La stupidité du mouvement sioniste envers le sort de la communauté juive européenne ne l’empêcha pas, bien sûr, d’accuser plus tard le monde entier d’indifférence vis-à-vis de la catastrophe juive et d’avoir des exigences insistantes, matérielles, politiques ou morales sur le monde entier à cause de cette indifférence. Boas Evron, auteur israélien, "Jewish State or Israeli Nation ?"

J’ai déjà expliqué en détail le motif de notre présence ici, raisons, que je peux affirmer en tant que pionnier de 1906, qui n’ont rien à voir avec les Nazis ! … Nous sommes ici car cette terre est la nôtre. Et nous sommes ici parce que nous l’avons faite nôtre une nouvelle fois grâce au travail que nous y avons consacré. Le nazisme et notre passé de martyre à l’étranger n’ont pas de lien direct avec notre présence en Israël. David Ben Gourion, "Mémoires."

Rétrospectivement, il est facile de dire que les millions de Juifs qui furent assassinés pendant l’Holocauste auraient pu être sauvés si la Palestine avait été une destination permettant une immigration illimitée. Toutefois, l’histoire de cette période n’est pas simple. Premièrement, il faut garder en mémoire que d’autres plans réalistes d’intégration furent proposés, mais rejetés activement par le mouvement sioniste. Deuxièmement, en Europe, la grande majorité des Juifs n’étaient pas sionistes et n’essayèrent pas d’émigrer en Palestine avant 1939. Troisièmement, une fois la guerre commencée, les Nazis occupèrent divers pays et refusèrent de laisser partir les Juifs, rendant l’émigration virtuellement impossible.

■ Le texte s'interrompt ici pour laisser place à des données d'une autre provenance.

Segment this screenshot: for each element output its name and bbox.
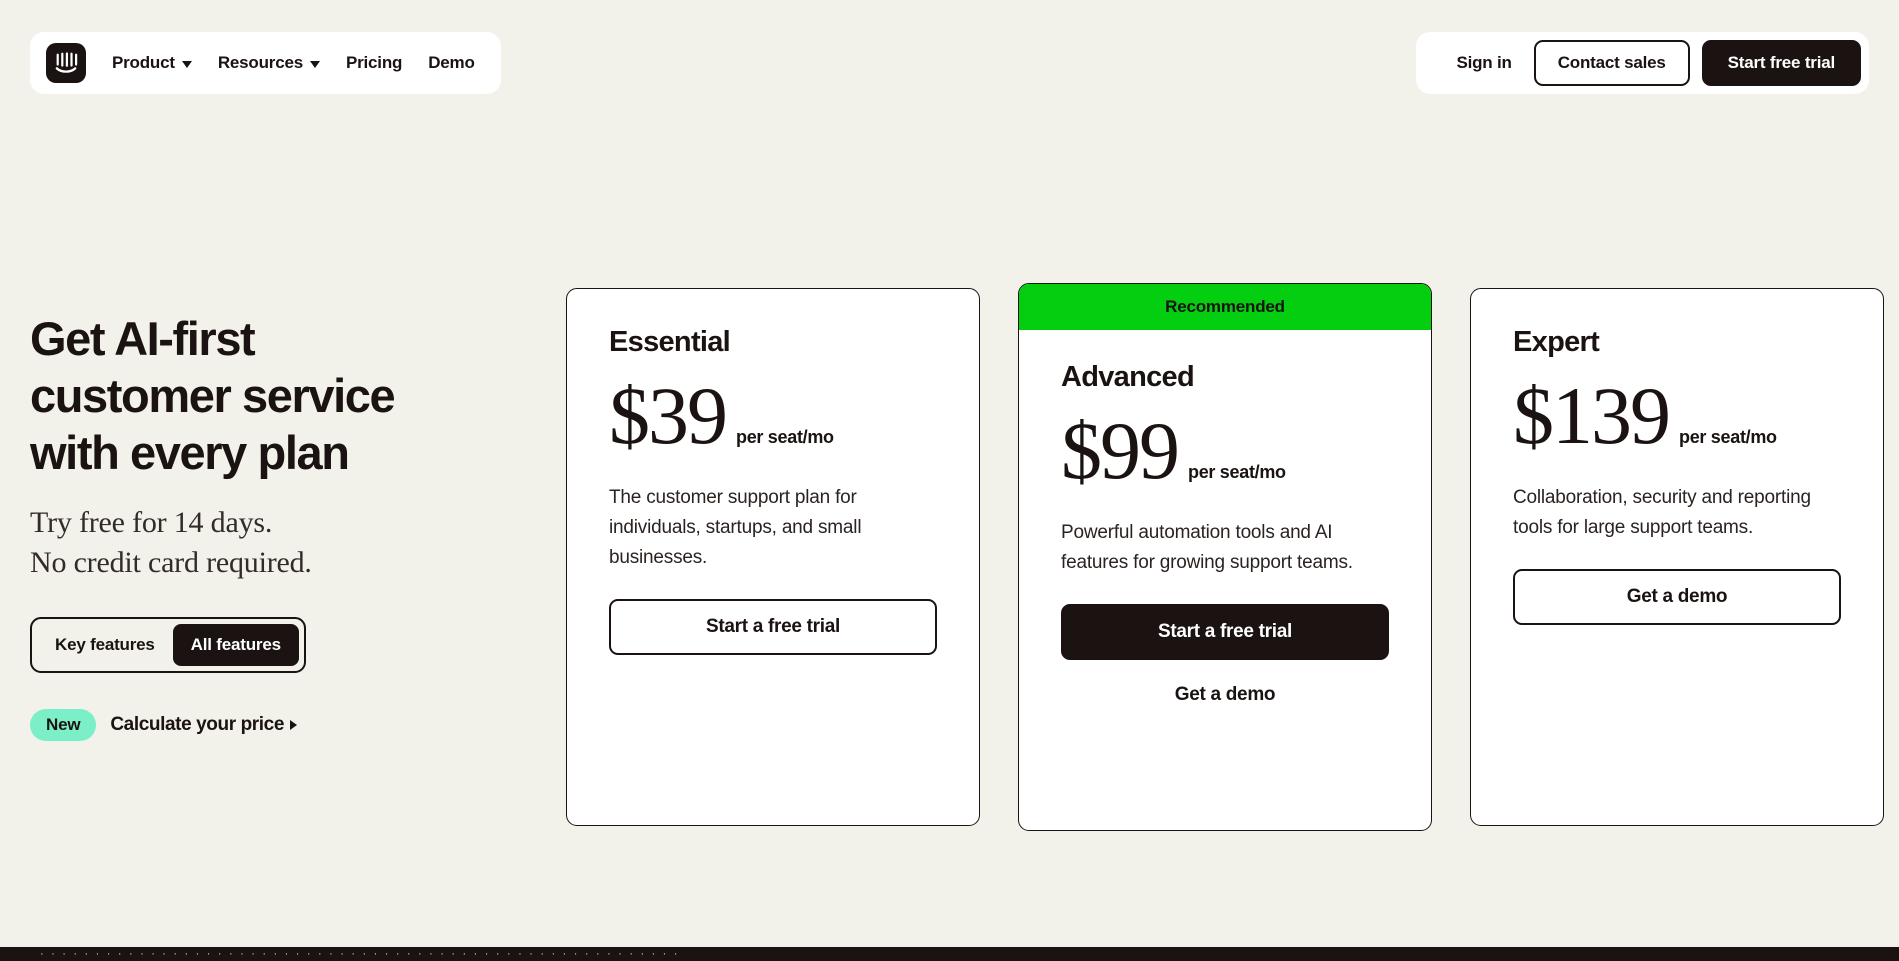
nav-links: Product Resources Pricing Demo: [112, 53, 475, 73]
plan-description: The customer support plan for individual…: [609, 487, 862, 568]
pricing-page: Product Resources Pricing Demo Sign in C…: [0, 0, 1899, 961]
plan-name: Expert: [1513, 326, 1600, 358]
page-title-line-2: customer service: [30, 369, 396, 422]
page-title: Get AI-first customer service with every…: [30, 310, 460, 481]
nav-link-resources[interactable]: Resources: [218, 53, 320, 73]
pricing-card-essential: Essential $39 per seat/mo The customer s…: [566, 288, 980, 826]
calculate-your-price-link[interactable]: Calculate your price: [110, 714, 297, 736]
sign-in-link[interactable]: Sign in: [1434, 53, 1533, 73]
calculate-price-row: New Calculate your price: [30, 709, 460, 741]
pricing-card-advanced: Recommended Advanced $99 per seat/mo Pow…: [1018, 283, 1432, 831]
pricing-card-body: Advanced $99 per seat/mo Powerful automa…: [1019, 330, 1431, 830]
plan-cta-button[interactable]: Start a free trial: [609, 599, 937, 655]
plan-cta-button[interactable]: Get a demo: [1513, 569, 1841, 625]
plan-price: $39: [609, 370, 728, 461]
pricing-cards: Essential $39 per seat/mo The customer s…: [566, 283, 1884, 831]
start-free-trial-button[interactable]: Start free trial: [1701, 40, 1861, 86]
plan-price: $139: [1513, 370, 1671, 461]
chevron-down-icon: [181, 60, 192, 68]
arrow-right-icon: [289, 720, 297, 730]
price-row: $39 per seat/mo: [609, 375, 937, 457]
plan-description: Powerful automation tools and AI feature…: [1061, 522, 1353, 573]
plan-price-unit: per seat/mo: [736, 427, 834, 447]
nav-left-cluster: Product Resources Pricing Demo: [30, 32, 501, 94]
nav-right-cluster: Sign in Contact sales Start free trial: [1416, 32, 1869, 94]
hero-subtitle-line-2: No credit card required.: [30, 546, 312, 579]
nav-link-product-label: Product: [112, 53, 175, 72]
plan-price: $99: [1061, 405, 1180, 496]
plan-description: Collaboration, security and reporting to…: [1513, 487, 1811, 538]
hero-section: Get AI-first customer service with every…: [30, 310, 460, 741]
plan-name: Advanced: [1061, 361, 1195, 393]
plan-name: Essential: [609, 326, 731, 358]
hero-subtitle: Try free for 14 days. No credit card req…: [30, 503, 460, 583]
chevron-down-icon: [309, 60, 320, 68]
nav-link-demo[interactable]: Demo: [428, 53, 475, 73]
hero-subtitle-line-1: Try free for 14 days.: [30, 506, 273, 539]
calculate-your-price-label: Calculate your price: [110, 714, 284, 735]
footer-edge: · · · · · · · · · · · · · · · · · · · · …: [0, 947, 1899, 961]
pricing-card-expert: Expert $139 per seat/mo Collaboration, s…: [1470, 288, 1884, 826]
price-row: $99 per seat/mo: [1061, 410, 1389, 492]
page-title-line-3: with every plan: [30, 426, 350, 479]
footer-edge-text: · · · · · · · · · · · · · · · · · · · · …: [40, 948, 680, 960]
plan-secondary-link[interactable]: Get a demo: [1061, 684, 1389, 706]
price-row: $139 per seat/mo: [1513, 375, 1841, 457]
plan-price-unit: per seat/mo: [1679, 427, 1777, 447]
nav-link-pricing[interactable]: Pricing: [346, 53, 402, 73]
recommended-ribbon: Recommended: [1019, 284, 1431, 330]
page-title-line-1: Get AI-first: [30, 312, 256, 365]
contact-sales-button[interactable]: Contact sales: [1533, 40, 1690, 86]
nav-link-resources-label: Resources: [217, 53, 303, 72]
top-navigation: Product Resources Pricing Demo Sign in C…: [30, 32, 1869, 94]
toggle-key-features[interactable]: Key features: [37, 624, 173, 666]
toggle-all-features[interactable]: All features: [172, 624, 299, 666]
plan-price-unit: per seat/mo: [1188, 462, 1286, 482]
plan-cta-button[interactable]: Start a free trial: [1061, 604, 1389, 660]
pricing-card-body: Expert $139 per seat/mo Collaboration, s…: [1471, 289, 1883, 825]
features-toggle-group: Key features All features: [30, 617, 306, 673]
nav-link-product[interactable]: Product: [112, 53, 192, 73]
intercom-logo-icon[interactable]: [46, 43, 86, 83]
status-badge-new: New: [30, 709, 97, 741]
pricing-card-body: Essential $39 per seat/mo The customer s…: [567, 289, 979, 825]
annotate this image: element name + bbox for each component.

Et la Palestine, ainsi que nous l’avons démontré, était déjà occupée ; les Arabes natifs avaient des raisons autrement plus valables que d’autres pays pour limiter l’immigration juive. Lisez donc ceci :

L’émigration vers la Palestine avant la deuxième guerre mondiale

En 1936, la Ligue Sociale Démocratique (Social Democratic Bund) remporta une large victoire dans les élections de la kehilla[16]juive en Pologne… Ses caractéristiques principales comprenaient ‘une hostilité inflexible au sionisme’ et à l’entreprise sioniste de l’émigration juive de la Pologne vers la Palestine. La Ligue souhaitait que les Juifs polonais combattent l’antisémitisme en Pologne en y restant… Les principaux partis et mouvements de la communauté juive polonaise d’avant 1939 s’opposaient aussi, par principe, à l’objectif sioniste… "Partout ailleurs en Europe de l’Est… les sionistes étaient encore plus faibles."Prof. William Rubinstein, "The Myth of Rescue."

En fait, le sionisme à subi sa propre défaite par l’Holocauste ; en tant que mouvement, il a échoué. Après tout, il n’avait pas réussi à persuader la majorité des Juifs de quitter l’Europe pour la Palestine alors qu’il en était encore temps. Tom Segev, historien juif, "The seventh Million."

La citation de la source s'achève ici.